Indian Ocean earthquake
The 2004 Indian Ocean earthquake was an undersea earthquake of moment magnitude 9.0 that struck the Indian Ocean off the western coast of northern Sumatra, Indonesia on December 26, 2004 at 00:58:50 UTC (or 07:58:50 local time in Jakarta and Bangkok). It was the largest earthquake in the world since the 9.2-magnitude Good Friday Earthquake which struck Alaska, USA, in 1964, and the fourth largest since 1900.
The quake was initially reported as magnitude 6.8 in the Richter scale. On the moment magnitude scale, which is more accurate for quakes of this size, the earthquake's magnitude was first reported as 8.5 by the United States Geological Survey, but after further analysis they increased this first to 8.9 and then to 9.0.

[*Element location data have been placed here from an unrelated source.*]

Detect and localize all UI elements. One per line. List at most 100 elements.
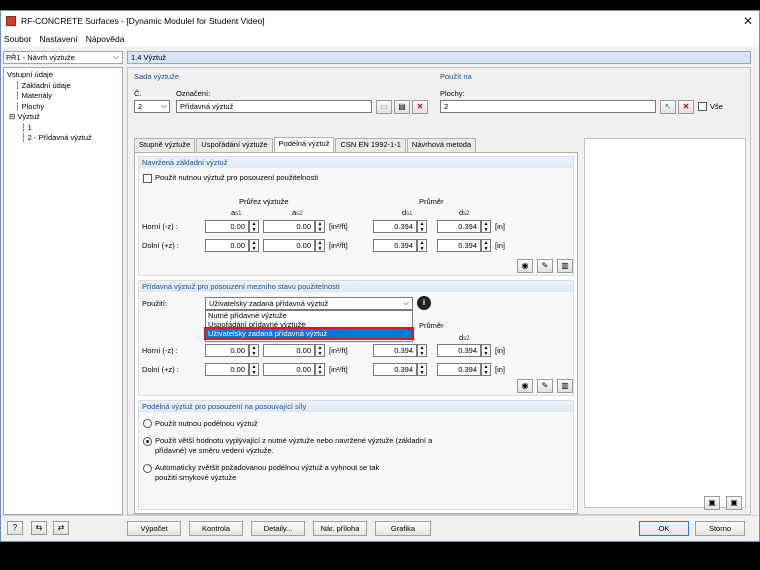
tree-item-2[interactable]: ┆ 2 - Přídavná výztuž <box>7 133 119 144</box>
horni-as1-input[interactable]: 0.00 <box>205 220 249 233</box>
copy-icon[interactable]: ▤ <box>394 100 410 114</box>
dropdown-option-selected[interactable]: Uživatelsky zadaná přídavná výztuž <box>204 327 414 340</box>
pridavna-header: Přídavná výztuž pro posouzení mezního st… <box>139 281 573 292</box>
col-ds2: ds2 <box>459 333 470 342</box>
prumer-label: Průměr <box>419 197 444 206</box>
pouziti-label: Použití: <box>142 299 168 308</box>
kontrola-button[interactable]: Kontrola <box>189 521 243 536</box>
tab-bar: Stupně výztuže Uspořádání výztuže Podéln… <box>134 137 477 152</box>
vypocet-button[interactable]: Výpočet <box>127 521 181 536</box>
export-icon[interactable]: ⇆ <box>31 521 47 535</box>
tab-pane: Navržená základní výztuž Použít nutnou v… <box>134 152 578 514</box>
tree-item-vstupni[interactable]: Vstupní údaje <box>7 70 119 81</box>
opt1-radio[interactable] <box>143 419 152 428</box>
spin-icon[interactable]: ▲ ▼ <box>481 344 491 357</box>
horni-ds2-input[interactable]: 0.394 <box>437 344 481 357</box>
vse-checkbox[interactable] <box>698 102 707 111</box>
spin-icon[interactable]: ▲ ▼ <box>249 239 259 252</box>
view-icon[interactable]: ◉ <box>517 259 533 273</box>
spin-icon[interactable]: ▲ ▼ <box>417 220 427 233</box>
dropdown-option[interactable]: Nutné přídavné výztuže <box>206 311 412 320</box>
tab-stupne[interactable]: Stupně výztuže <box>134 138 196 152</box>
select-icon[interactable]: ↖ <box>660 100 676 114</box>
dolni-ds1-input[interactable]: 0.394 <box>373 363 417 376</box>
spin-icon[interactable]: ▲ ▼ <box>481 220 491 233</box>
detaily-button[interactable]: Detaily... <box>251 521 305 536</box>
tree-item-zakladni[interactable]: ┆ Základní údaje <box>7 81 119 92</box>
book-icon[interactable]: ▥ <box>557 259 573 273</box>
tab-podelna[interactable]: Podélná výztuž <box>273 137 335 152</box>
spin-icon[interactable]: ▲ ▼ <box>315 344 325 357</box>
tab-csn[interactable]: CSN EN 1992-1-1 <box>335 138 406 152</box>
opt3-label-1: Automaticky zvětšit požadovanou podélnou… <box>155 463 380 472</box>
dolni-ds2-input[interactable]: 0.394 <box>437 363 481 376</box>
pouziti-select[interactable]: Uživatelsky zadaná přídavná výztuž ⌵ <box>205 297 413 310</box>
graphic-icon[interactable]: ▣ <box>726 496 742 510</box>
spin-icon[interactable]: ▲ ▼ <box>249 220 259 233</box>
import-icon[interactable]: ⇄ <box>53 521 69 535</box>
spin-icon[interactable]: ▲ ▼ <box>481 363 491 376</box>
opt3-radio[interactable] <box>143 464 152 473</box>
nar-priloha-button[interactable]: Nár. příloha <box>313 521 367 536</box>
spin-icon[interactable]: ▲ ▼ <box>315 220 325 233</box>
dolni-as1-input[interactable]: 0.00 <box>205 239 249 252</box>
menu-bar: Soubor Nastavení Nápověda <box>1 31 759 47</box>
oznaceni-input[interactable]: Přídavná výztuž <box>176 100 372 113</box>
spin-icon[interactable]: ▲ ▼ <box>249 344 259 357</box>
menu-napoveda[interactable]: Nápověda <box>86 34 125 44</box>
opt2-radio[interactable] <box>143 437 152 446</box>
dolni-ds2-input[interactable]: 0.394 <box>437 239 481 252</box>
menu-soubor[interactable]: Soubor <box>4 34 31 44</box>
horni-ds1-input[interactable]: 0.394 <box>373 220 417 233</box>
dolni-as2-input[interactable]: 0.00 <box>263 239 315 252</box>
book-icon[interactable]: ▥ <box>557 379 573 393</box>
tree-item-plochy[interactable]: ┆ Plochy <box>7 102 119 113</box>
ok-button[interactable]: OK <box>639 521 689 536</box>
c-label: Č. <box>134 89 142 98</box>
dolni-as1-input[interactable]: 0.00 <box>205 363 249 376</box>
view-icon[interactable]: ◉ <box>517 379 533 393</box>
edit-icon[interactable]: ✎ <box>537 259 553 273</box>
tree-item-materialy[interactable]: ┆ Materiály <box>7 91 119 102</box>
dropdown-option[interactable]: Uspořádání přídavné výztuže <box>206 320 412 329</box>
horni-as2-input[interactable]: 0.00 <box>263 220 315 233</box>
delete-icon[interactable]: ✕ <box>412 100 428 114</box>
plochy-input[interactable]: 2 <box>440 100 656 113</box>
graphic-icon[interactable]: ▣ <box>704 496 720 510</box>
tree-item-1[interactable]: ┆ 1 <box>7 123 119 134</box>
horni-ds2-input[interactable]: 0.394 <box>437 220 481 233</box>
opt3-label-2: použití smykové výztuže <box>155 473 237 482</box>
horni-as2-input[interactable]: 0.00 <box>263 344 315 357</box>
spin-icon[interactable]: ▲ ▼ <box>315 363 325 376</box>
tab-navrhova[interactable]: Návrhová metoda <box>406 138 477 152</box>
dolni-as2-input[interactable]: 0.00 <box>263 363 315 376</box>
opt2-label-2: přídavné) ve směru vedení výztuže. <box>155 446 274 455</box>
delete-icon[interactable]: ✕ <box>678 100 694 114</box>
storno-button[interactable]: Storno <box>695 521 745 536</box>
chevron-down-icon: ⌵ <box>161 101 167 110</box>
horni-ds1-input[interactable]: 0.394 <box>373 344 417 357</box>
info-icon[interactable]: i <box>417 296 431 310</box>
grafika-button[interactable]: Grafika <box>375 521 431 536</box>
c-select[interactable]: 2 ⌵ <box>134 100 170 113</box>
tab-usporadani[interactable]: Uspořádání výztuže <box>196 138 273 152</box>
horni-as1-input[interactable]: 0.00 <box>205 344 249 357</box>
menu-nastaveni[interactable]: Nastavení <box>39 34 77 44</box>
spin-icon[interactable]: ▲ ▼ <box>417 363 427 376</box>
spin-icon[interactable]: ▲ ▼ <box>315 239 325 252</box>
unit-label: [in] <box>495 241 506 250</box>
spin-icon[interactable]: ▲ ▼ <box>417 344 427 357</box>
case-select[interactable]: PŘ1 - Návrh výztuže ⌵ <box>3 51 123 64</box>
navrzena-group: Navržená základní výztuž Použít nutnou v… <box>138 156 574 276</box>
nutna-checkbox[interactable] <box>143 174 152 183</box>
spin-icon[interactable]: ▲ ▼ <box>481 239 491 252</box>
dolni-ds1-input[interactable]: 0.394 <box>373 239 417 252</box>
podelna-header: Podélná výztuž pro posouzení na posouvaj… <box>139 401 573 412</box>
spin-icon[interactable]: ▲ ▼ <box>249 363 259 376</box>
spin-icon[interactable]: ▲ ▼ <box>417 239 427 252</box>
help-icon[interactable]: ? <box>7 521 23 535</box>
edit-icon[interactable]: ✎ <box>537 379 553 393</box>
tree-item-vyztuz[interactable]: ⊟ Výztuž <box>7 112 119 123</box>
close-icon[interactable]: ✕ <box>743 14 753 28</box>
new-folder-icon[interactable]: ▭ <box>376 100 392 114</box>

For comparison, the largest recorded earthquake was the Great Chilean Earthquake of 1960, having a magnitude of 9.5. The only other larger quakes worldwide since 1900 were the 1964 Good Friday Earthquake (9.2) and a March 9, 1957 quake in the Andreanof Islands (9.1), both in Alaska, USA. The only other recorded 9.0 magnitude earthquake, in 1952 off the southeast coast of Kamchatka, U.S.S.R., spawned tsunamis that caused extensive damage in Kamchatka, the Kuril Islands and the Hawaiian Islands.
Tenthousands of people have lost their lives. Millions have lost family members, their home and their belongings. Facts and figures cannot describe the tragedy that took place in these countries on December 26.